A possible explanation for the difference between our prevalence of fatigue and that of other studies may be accounted for by international differences as the aforementioned studies10 ,11 were carried out in different countries. Population studies from the north of England19 have shown a point prevalence of chronic widespread pain, satisfying the ACR definition,8 of 11.2% that corresponds well with the figure we report for FM.

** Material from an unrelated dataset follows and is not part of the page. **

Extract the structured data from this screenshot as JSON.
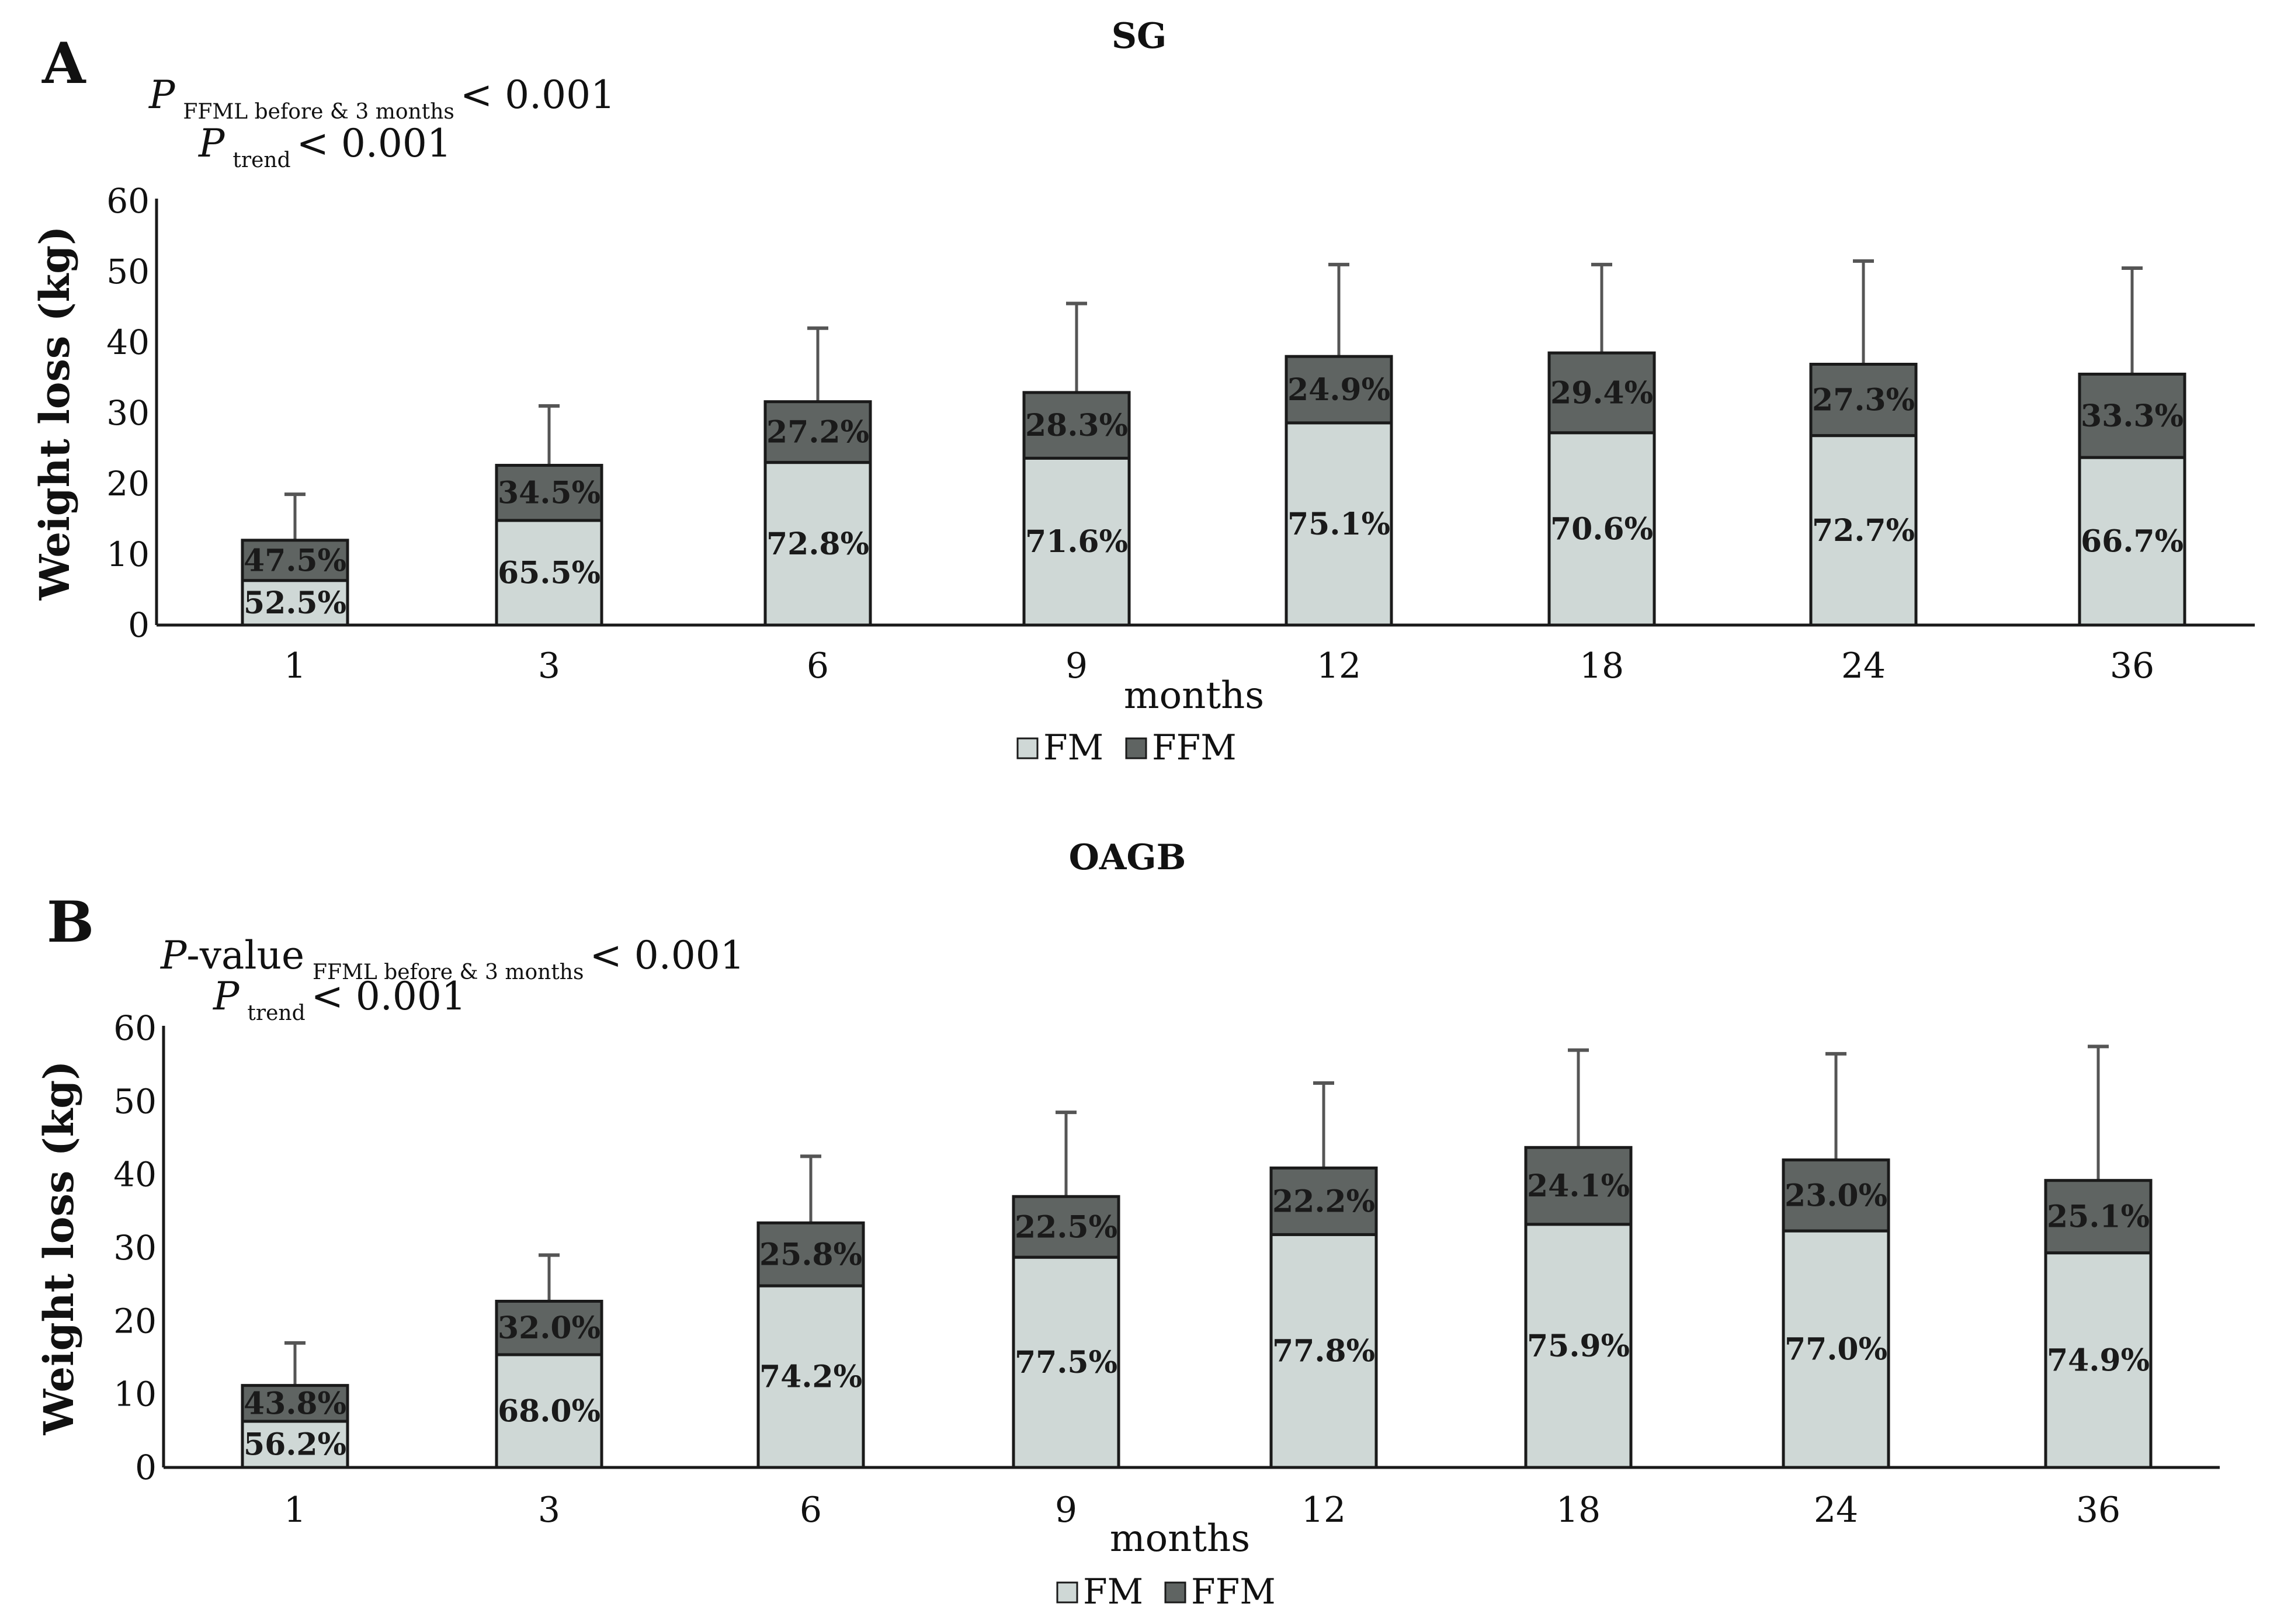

Further studies have shown that the presence of chronic widespread pain does not absolutely correlate with the presence of FM as most patients with chronic widespread pain have fewer than 11 of 18 TP.20 Thus patients who fulfil ACR FM criteria do not form a discrete clinical disease but are at one end of a spectrum of pain status and TP count. This has been taken one step further and the ACR definition of chronic widespread pain compared with a more stringent definition using line drawings in which each limb is divided into four segments. The new definition of chronic widespread pain requires axial skeleton pain and contralateral limb pain in at least two segments of the latter, hence being more truly widespread. Of the patients with FM according to the ACR definition, only a quarter met the more stringent definition of chronic widespread pain as well as having 11 of 18 TP, and this group scored worse on general health questionnaires and sleep.21 If this latter definition of FM were used in our study then the prevalence of FM in our patients would be five (7%) of the original nine who fulfilled ACR criteria.
Our figure of 9/74 (12%) with FM in patients with pSS indicates that the high incidence of fatigue (68%) in pSS is due to other factors, such as mental fatigue, reduced motivation, disease activity, subclinical autonomic dysfunction, and sleep disturbances, which should not be overlooked.
Future studies should thus look to identify other possible factors responsible for fatigue in patients with pSS above and beyond those already mentioned above. A direct case-control study with normal, age matched controls would help to record the background prevalence of FM and assess its relation to fatigue in the normal population.